Subversion also lies at the heart of African American artist David Hammons who is prominently featured in the exhibition with 30 works, some never seen before in Europe, which range from works on paper dating from the late 1960s and early 1970s, to sculptural installations from the 1990s, through to “Oh say can you see” (2017), a lacerated, discoloured American flag that confronts the colonial vision depicted in the section of the cupola’s mural dedicated to North America.

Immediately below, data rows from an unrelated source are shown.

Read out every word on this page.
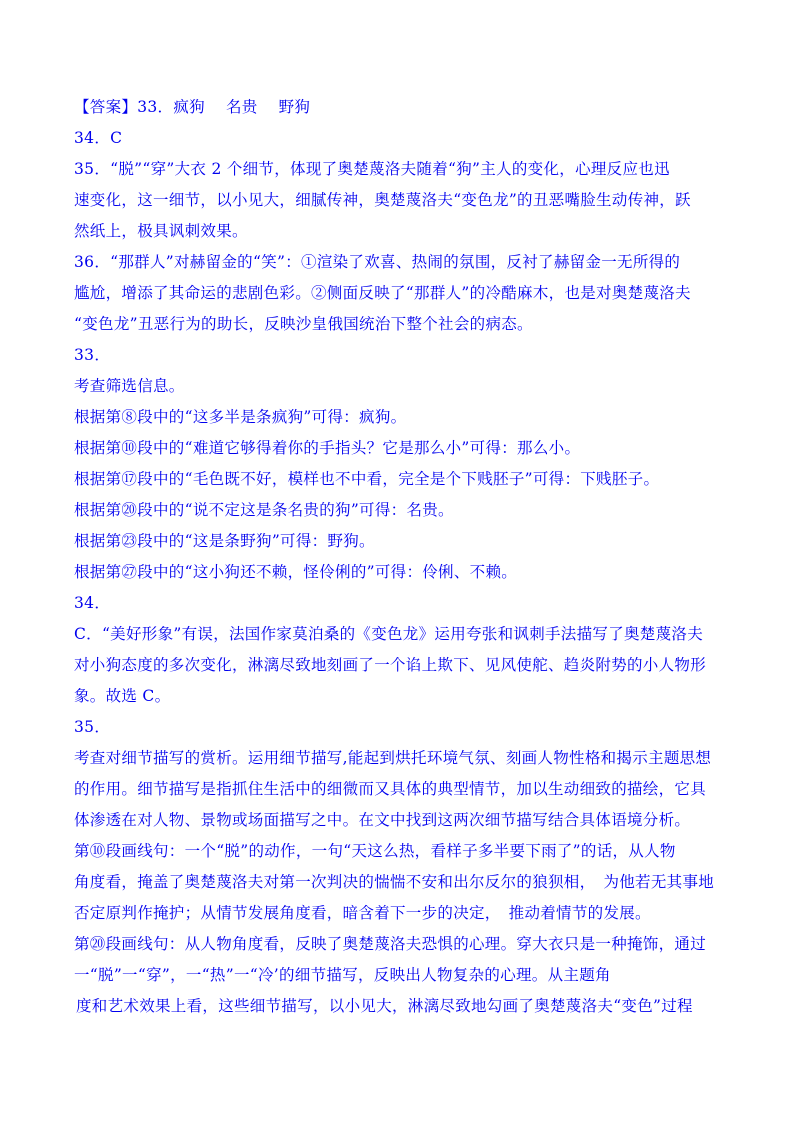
【答案】33．疯狗　 名贵　 野狗
34．C
35．“脱”“穿”大衣 2 个细节，体现了奥楚蔑洛夫随着“狗”主人的变化，心理反应也迅
速变化，这一细节，以小见大，细腻传神，奥楚蔑洛夫“变色龙”的丑恶嘴脸生动传神，跃
然纸上，极具讽刺效果。
36．“那群人”对赫留金的“笑”：①渲染了欢喜、热闹的氛围，反衬了赫留金一无所得的
尴尬，增添了其命运的悲剧色彩。②侧面反映了“那群人”的冷酷麻木，也是对奥楚蔑洛夫
“变色龙”丑恶行为的助长，反映沙皇俄国统治下整个社会的病态。
33．
考查筛选信息。
根据第⑧段中的“这多半是条疯狗”可得：疯狗。
根据第⑩段中的“难道它够得着你的手指头？它是那么小”可得：那么小。
根据第⑰段中的“毛色既不好，模样也不中看，完全是个下贱胚子”可得：下贱胚子。
根据第⑳段中的“说不定这是条名贵的狗”可得：名贵。
根据第㉓段中的“这是条野狗”可得：野狗。
根据第㉗段中的“这小狗还不赖，怪伶俐的”可得：伶俐、不赖。
34．
C．“美好形象”有误，法国作家莫泊桑的《变色龙》运用夸张和讽刺手法描写了奥楚蔑洛夫
对小狗态度的多次变化，淋漓尽致地刻画了一个谄上欺下、见风使舵、趋炎附势的小人物形
象。故选 C。
35．
考查对细节描写的赏析。运用细节描写,能起到烘托环境气氛、刻画人物性格和揭示主题思想
的作用。细节描写是指抓住生活中的细微而又具体的典型情节，加以生动细致的描绘，它具
体渗透在对人物、景物或场面描写之中。在文中找到这两次细节描写结合具体语境分析。
第⑩段画线句：一个“脱”的动作，一句“天这么热，看样子多半要下雨了”的话，从人物
角度看，掩盖了奥楚蔑洛夫对第一次判决的惴惴不安和出尔反尔的狼狈相，　为他若无其事地
否定原判作掩护；从情节发展角度看，暗含着下一步的决定，　推动着情节的发展。
第⑳段画线句：从人物角度看，反映了奥楚蔑洛夫恐惧的心理。穿大衣只是一种掩饰，通过
一“脱”一“穿”，一“热”一“冷’的细节描写，反映出人物复杂的心理。从主题角
度和艺术效果上看，这些细节描写，以小见大，淋漓尽致地勾画了奥楚蔑洛夫“变色”过程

Other highlights of Bourse de Commerce’s opening include work by French artist Bertrand Lavier, who was invited to take over the 24 antique display cases lining the Passage, the circular space surrounding Ando’s concrete cylinder cases – a liminal space wedged between the 19th and 21st century interiors – sees large-scale paintings by New York-based artist Rudolf Stingel, photographic works by American artists Louise Lawler, Sherrie Levine, and Cindy Sherman, and French performance artist Michel Journiac’s “24 heures de la vie d’une femme ordinaire” (1974) which documents spending a whole day dressed as a woman carrying out her daily tasks.
More than any particular work of art or artist though, what makes the Bourse de Commerce such an exciting proposition is the conversations it initiates between art and architecture, history and modernity, and cultural heritage and artistic expression. In conjunction with Ando’s light-footed yet striking architectural statement, suffice it to say that Pinault’s new museum is sure to jumpstart Paris’ post-pandemic cultural life with aplomb.